И человек с волнистым чубом, и я, автор, смотрели в пол. Мы оба были унижены бесцеремонностью и подавлены напористым хамством.
- Вы это… не обращайте внимания.
Я ничего не мог ответить. Я и без нее, без этой дамы знал, что с суконным рылом забрался в калашный ряд, то есть в литературу, да вот еще в "Новый мир" занесло! Печатался в альманахе "Прикамье" и продолжал бы печататься, и "метром" бы стал, пусть и провинциальным, и хвалили бы меня в местных газетах, и никто "бэс-пэрс-пэктивно" не посмел бы сказать - там рука руку моет: ты похвалишь, тебя похвалят, и, глядишь, ни шатко ни валко идет литдело - плодятся книги, продолжаются "традиции".
Пришел Александр Григорьевич, обнял меня, по спине похлопал, раздеваясь, переглянулся с мужчиной, скользнул взглядом по гранкам, которые я держал в руках.
- Побеседовали, Алеша?
- Побесе-едовали! - махнул рукой Алеша.
- Прогонять надо ее, змеину.
- Давно пора. И этот тоже хорош, писать еще не научился, а уж лезет пальцем в чирей.
Я тогда не понял, о чем говорит Алеша, то есть второй зам. редактора, Алексей Иванович Кондратович, очень хороший и добрый, мужественный человек, с которым не раз мы потом беседовали, тепло общались, да и по сию пору в короткие и редкие встречи не отворачиваемся друг от друга.

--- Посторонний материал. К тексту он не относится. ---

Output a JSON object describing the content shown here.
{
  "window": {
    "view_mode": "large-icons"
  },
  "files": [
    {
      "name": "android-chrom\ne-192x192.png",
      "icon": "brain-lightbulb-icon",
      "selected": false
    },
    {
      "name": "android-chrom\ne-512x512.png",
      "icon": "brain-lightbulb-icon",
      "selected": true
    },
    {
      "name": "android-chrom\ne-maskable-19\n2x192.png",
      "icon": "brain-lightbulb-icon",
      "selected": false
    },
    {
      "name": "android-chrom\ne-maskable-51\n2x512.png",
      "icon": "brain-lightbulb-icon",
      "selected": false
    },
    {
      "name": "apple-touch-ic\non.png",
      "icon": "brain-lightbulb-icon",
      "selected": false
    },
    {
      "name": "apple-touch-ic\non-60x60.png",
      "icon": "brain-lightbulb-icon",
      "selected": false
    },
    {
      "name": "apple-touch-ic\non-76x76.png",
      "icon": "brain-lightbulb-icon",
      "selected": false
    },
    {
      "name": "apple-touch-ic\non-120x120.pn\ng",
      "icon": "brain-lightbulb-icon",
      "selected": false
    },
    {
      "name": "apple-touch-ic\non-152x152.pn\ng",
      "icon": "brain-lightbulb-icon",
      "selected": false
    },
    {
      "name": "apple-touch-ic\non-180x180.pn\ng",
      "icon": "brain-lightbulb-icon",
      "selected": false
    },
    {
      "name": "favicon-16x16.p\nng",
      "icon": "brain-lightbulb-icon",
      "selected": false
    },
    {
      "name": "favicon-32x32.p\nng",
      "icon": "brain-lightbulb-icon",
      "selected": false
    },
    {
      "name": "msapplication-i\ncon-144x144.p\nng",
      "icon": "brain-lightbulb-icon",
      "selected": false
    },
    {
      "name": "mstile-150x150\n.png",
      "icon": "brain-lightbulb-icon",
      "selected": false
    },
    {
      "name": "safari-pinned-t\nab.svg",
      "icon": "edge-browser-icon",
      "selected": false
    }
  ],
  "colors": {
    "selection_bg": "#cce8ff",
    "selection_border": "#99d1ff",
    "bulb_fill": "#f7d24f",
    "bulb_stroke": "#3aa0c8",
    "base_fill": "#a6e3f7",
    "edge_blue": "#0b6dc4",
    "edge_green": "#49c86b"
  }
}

В одном из рассказов, а он единственный только и мог называться рассказом, и его я впоследствии дотянул-таки и напечатал в столице, остальные попросту отложил и после некоторых доделок тиснул все в том же многотерпеливом "Прикамье", - была упомянута фамилия отрицательного персонажа, списанного с натуры, а так как "отрицательных" я и по сию пору писать ладом не научился, то было в той фигуре много сарказма, иронии и пр., пр., но толку и смысла было мало. По нынешнему рассуждению так и вовсе там путного ничего в этой жалкой фигурке не было, и надобности в ней не было, и выкинул я ее потом насовсем в литературный мусор. Но ведь смысл происходящего постиг я ой как не скоро. У фигуры той и фамилия была натуральная, еврейская, но плохие люди, гады, сволочи, продажные шкуры, ловкачи и рвачи по кем-то установленным и ревниво, даже болезненно соблюдаемым правилам должны носить в современной нашей литературе русские фамилии, ну, в крайности, украинские или белорусские. Но я ж еще работал по методу классицизма: что вижу, то и валю на бумагу, текущих "тонкостей" соцреализма не знал. Редакторша знала, вот и подвергла меня уничтожению. И поделом! Думай, что пишешь, понявши, научись так писать, чтоб все, даже отрицательные евреи, выглядели в твоих произведениях не только натурально, но и убедительно.
К двум часам в редакцию приехал Твардовский. Все как-то подтянулись, построжали. Александр Григорьевич забрал мои гранки, сказал: "Посиди", и они вместе с Кондратовичем ушли к главному редактору. Долго там были. Явились улыбающиеся. Александр Григорьевич пригласил меня с собой, в коридоре полуобнял и так вот, полуобнявши, ввел меня в большую, почти пустую комнату, скорее похожую на зал.
Я потом узнал, что у Твардовского в старом здании не было постоянного кабинета, и он мог оказаться в любой из комнат редакции. На сей раз он оказался в этой, большой, и, улыбаясь, шел мне навстречу, но я к месту прирос - смотрю на живого Твардовского и сам себе не верю.
Мне говорили после, что бывал он и зол, и нелюдим, и нетерпелив, и нетерпим, и резок с людьми, и отталкивающе ироничен. Но я же везунчик! Я попал к хорошему Твардовскому и хорошим унесу его образ в могилу, и сколько бы ни читал и ни слышал о нем худого, ничему не поверю. Этому неприятию худого в великих людях я научился среди людей и от людей.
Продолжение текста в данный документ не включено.